In due time Isaac was born. It was the great event in Sarah’s life. As the mother looked down into the face of the son of her bosom she breaks forth in an exultant song of thankfulness, not unlike that of Mary, the blessed virgin. The little song of Sarah, it has beautifully been said, is the first cradle hymn. Our Lord reveals the profoundest source of this joy, when, in addressing the Pharisees, who held Abraham to be their father, said, “Your father Abraham rejoiced to see my day.” Sarah, in the birth of Isaac, is the ancestress of Christ. Spiritually viewed, the birthday of Isaac becomes the door or entrance of the day of Christ, and the day of Christ the background of the birthday of Isaac.

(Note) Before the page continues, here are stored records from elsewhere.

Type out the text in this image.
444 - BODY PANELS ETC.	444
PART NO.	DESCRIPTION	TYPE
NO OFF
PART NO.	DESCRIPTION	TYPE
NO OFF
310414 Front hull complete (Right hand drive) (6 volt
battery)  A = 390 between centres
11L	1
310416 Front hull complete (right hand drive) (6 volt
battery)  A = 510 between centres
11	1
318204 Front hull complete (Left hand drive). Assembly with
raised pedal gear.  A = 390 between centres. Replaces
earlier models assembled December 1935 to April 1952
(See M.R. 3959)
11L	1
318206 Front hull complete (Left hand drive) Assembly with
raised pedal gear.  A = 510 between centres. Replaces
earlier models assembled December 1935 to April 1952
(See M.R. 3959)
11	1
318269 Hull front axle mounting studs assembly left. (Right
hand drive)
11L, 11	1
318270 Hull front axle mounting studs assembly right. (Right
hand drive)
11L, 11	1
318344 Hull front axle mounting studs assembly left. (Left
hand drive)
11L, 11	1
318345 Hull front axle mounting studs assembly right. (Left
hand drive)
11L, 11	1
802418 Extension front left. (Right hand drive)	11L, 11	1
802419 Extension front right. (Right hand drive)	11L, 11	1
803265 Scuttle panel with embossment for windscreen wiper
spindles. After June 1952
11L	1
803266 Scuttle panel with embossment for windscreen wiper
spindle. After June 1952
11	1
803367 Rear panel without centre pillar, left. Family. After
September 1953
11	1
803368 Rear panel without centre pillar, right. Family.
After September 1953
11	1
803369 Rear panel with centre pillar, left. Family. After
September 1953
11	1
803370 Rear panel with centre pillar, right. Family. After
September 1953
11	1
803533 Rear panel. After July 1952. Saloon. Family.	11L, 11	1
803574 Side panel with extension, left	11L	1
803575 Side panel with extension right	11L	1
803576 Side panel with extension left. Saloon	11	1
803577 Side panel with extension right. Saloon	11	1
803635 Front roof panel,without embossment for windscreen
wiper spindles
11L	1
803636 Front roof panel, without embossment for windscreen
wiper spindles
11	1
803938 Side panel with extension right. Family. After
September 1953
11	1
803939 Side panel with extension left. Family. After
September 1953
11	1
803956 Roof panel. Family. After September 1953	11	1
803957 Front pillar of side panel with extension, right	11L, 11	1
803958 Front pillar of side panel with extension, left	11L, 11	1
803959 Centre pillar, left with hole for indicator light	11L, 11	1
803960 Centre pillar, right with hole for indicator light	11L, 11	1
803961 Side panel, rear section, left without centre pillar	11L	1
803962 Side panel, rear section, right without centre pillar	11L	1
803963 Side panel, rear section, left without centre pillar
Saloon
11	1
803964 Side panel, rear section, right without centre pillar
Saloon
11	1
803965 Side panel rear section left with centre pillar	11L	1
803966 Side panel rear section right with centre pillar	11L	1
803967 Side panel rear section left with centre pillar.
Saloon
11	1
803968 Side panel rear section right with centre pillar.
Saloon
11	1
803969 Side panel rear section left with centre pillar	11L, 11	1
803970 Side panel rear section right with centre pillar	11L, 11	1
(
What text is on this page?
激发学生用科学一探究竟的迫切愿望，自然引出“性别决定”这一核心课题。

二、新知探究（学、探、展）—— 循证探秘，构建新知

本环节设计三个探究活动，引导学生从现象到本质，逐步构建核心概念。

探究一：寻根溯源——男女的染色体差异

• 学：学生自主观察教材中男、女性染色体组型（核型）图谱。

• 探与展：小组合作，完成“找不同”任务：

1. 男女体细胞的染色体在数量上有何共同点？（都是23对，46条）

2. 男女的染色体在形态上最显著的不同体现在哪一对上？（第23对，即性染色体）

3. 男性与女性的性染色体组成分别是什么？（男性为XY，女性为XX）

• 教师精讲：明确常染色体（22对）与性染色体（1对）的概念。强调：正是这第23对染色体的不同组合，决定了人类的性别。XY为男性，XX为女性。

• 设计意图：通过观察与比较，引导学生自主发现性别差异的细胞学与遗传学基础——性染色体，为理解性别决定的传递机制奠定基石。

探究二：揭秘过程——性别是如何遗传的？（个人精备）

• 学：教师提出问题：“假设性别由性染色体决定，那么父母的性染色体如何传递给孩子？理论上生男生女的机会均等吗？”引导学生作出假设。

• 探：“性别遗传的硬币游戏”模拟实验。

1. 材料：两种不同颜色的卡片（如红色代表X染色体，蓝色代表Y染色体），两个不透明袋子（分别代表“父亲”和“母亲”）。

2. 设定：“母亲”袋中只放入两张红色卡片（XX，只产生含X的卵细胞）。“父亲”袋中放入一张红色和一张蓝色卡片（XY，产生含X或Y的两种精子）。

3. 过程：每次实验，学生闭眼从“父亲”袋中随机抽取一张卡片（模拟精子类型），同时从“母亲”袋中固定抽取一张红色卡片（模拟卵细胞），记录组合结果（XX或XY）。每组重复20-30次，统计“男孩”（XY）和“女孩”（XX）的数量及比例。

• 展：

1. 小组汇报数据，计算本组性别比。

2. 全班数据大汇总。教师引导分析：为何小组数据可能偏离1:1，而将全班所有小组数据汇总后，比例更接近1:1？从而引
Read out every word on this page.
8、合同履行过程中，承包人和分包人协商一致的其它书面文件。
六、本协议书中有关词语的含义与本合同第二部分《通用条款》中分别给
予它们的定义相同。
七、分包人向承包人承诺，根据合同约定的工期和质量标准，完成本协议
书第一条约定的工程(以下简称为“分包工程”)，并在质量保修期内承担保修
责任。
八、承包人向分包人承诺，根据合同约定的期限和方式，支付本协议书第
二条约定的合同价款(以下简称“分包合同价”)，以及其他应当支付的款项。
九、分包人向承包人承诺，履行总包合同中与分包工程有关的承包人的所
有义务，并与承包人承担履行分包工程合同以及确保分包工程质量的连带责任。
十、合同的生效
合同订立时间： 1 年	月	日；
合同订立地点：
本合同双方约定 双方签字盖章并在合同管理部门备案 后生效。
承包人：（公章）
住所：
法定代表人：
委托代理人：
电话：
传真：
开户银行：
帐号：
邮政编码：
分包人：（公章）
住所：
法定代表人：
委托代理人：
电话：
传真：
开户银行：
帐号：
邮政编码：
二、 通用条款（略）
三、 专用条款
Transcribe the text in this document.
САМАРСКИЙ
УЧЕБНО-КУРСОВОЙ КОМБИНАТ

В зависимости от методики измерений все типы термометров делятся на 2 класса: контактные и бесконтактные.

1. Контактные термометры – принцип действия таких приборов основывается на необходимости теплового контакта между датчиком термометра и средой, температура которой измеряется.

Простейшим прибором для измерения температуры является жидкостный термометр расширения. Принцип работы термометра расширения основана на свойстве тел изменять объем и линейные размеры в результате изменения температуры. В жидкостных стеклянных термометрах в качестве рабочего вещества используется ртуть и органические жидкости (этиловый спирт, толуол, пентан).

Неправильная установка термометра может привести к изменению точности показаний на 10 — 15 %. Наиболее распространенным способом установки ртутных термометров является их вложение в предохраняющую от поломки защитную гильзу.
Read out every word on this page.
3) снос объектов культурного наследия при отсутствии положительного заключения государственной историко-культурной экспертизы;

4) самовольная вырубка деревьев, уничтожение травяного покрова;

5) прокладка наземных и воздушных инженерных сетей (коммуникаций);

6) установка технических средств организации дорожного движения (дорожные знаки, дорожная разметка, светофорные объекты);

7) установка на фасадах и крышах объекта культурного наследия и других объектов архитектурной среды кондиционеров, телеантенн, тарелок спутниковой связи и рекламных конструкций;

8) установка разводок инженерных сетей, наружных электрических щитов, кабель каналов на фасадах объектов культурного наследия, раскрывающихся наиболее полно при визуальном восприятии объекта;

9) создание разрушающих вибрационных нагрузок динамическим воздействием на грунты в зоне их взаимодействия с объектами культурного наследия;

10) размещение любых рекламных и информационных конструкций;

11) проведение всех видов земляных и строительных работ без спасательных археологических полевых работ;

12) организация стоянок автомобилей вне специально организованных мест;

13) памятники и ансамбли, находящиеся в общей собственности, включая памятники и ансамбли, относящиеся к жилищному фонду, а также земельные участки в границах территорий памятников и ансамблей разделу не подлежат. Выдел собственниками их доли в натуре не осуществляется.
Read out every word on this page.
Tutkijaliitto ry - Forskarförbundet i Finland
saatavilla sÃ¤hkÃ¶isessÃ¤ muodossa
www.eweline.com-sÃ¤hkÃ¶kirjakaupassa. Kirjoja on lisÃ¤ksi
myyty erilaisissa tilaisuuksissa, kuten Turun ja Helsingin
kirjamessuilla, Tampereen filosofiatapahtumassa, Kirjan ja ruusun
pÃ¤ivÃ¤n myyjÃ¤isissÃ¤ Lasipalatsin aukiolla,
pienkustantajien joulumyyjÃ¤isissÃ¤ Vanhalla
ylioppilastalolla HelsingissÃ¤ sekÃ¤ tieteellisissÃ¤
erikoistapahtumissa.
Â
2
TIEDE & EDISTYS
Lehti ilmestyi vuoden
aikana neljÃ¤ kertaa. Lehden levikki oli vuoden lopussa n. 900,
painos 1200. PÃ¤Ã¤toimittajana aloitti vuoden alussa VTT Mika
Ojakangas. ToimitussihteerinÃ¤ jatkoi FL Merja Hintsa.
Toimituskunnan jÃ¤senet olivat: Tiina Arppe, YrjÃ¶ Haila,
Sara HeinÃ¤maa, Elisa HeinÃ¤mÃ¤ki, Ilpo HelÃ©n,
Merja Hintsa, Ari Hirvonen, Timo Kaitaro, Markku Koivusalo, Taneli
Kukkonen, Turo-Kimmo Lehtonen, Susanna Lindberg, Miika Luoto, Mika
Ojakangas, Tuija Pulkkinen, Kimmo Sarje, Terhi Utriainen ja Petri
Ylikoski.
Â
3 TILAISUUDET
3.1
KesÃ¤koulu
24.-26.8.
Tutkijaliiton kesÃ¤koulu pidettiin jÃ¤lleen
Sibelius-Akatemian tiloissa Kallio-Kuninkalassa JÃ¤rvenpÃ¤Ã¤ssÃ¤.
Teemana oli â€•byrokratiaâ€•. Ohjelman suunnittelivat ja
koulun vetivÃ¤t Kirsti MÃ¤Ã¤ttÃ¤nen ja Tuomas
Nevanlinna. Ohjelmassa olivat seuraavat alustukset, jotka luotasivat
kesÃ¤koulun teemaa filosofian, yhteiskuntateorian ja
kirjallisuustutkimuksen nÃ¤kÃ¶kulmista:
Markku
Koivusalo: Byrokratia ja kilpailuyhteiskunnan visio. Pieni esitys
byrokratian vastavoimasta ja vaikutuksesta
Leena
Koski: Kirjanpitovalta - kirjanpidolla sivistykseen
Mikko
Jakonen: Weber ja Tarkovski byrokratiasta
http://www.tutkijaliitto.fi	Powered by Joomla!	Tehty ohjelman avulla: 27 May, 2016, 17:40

Another beautiful incident in connection with the childhood of Isaac is, that Sarah, his mother, even at her advanced age and exalted station in life, did not deem it a burden to nurse him. Calvin has well said, “Whom God counts worthy of the honor of being a mother He at the same time makes a nurse; and those who feel themselves burdened through the nursing of their children, rend, as far as in them lies, the sacred bond of nature, unless weakness, or some infirmities, form their excuse.”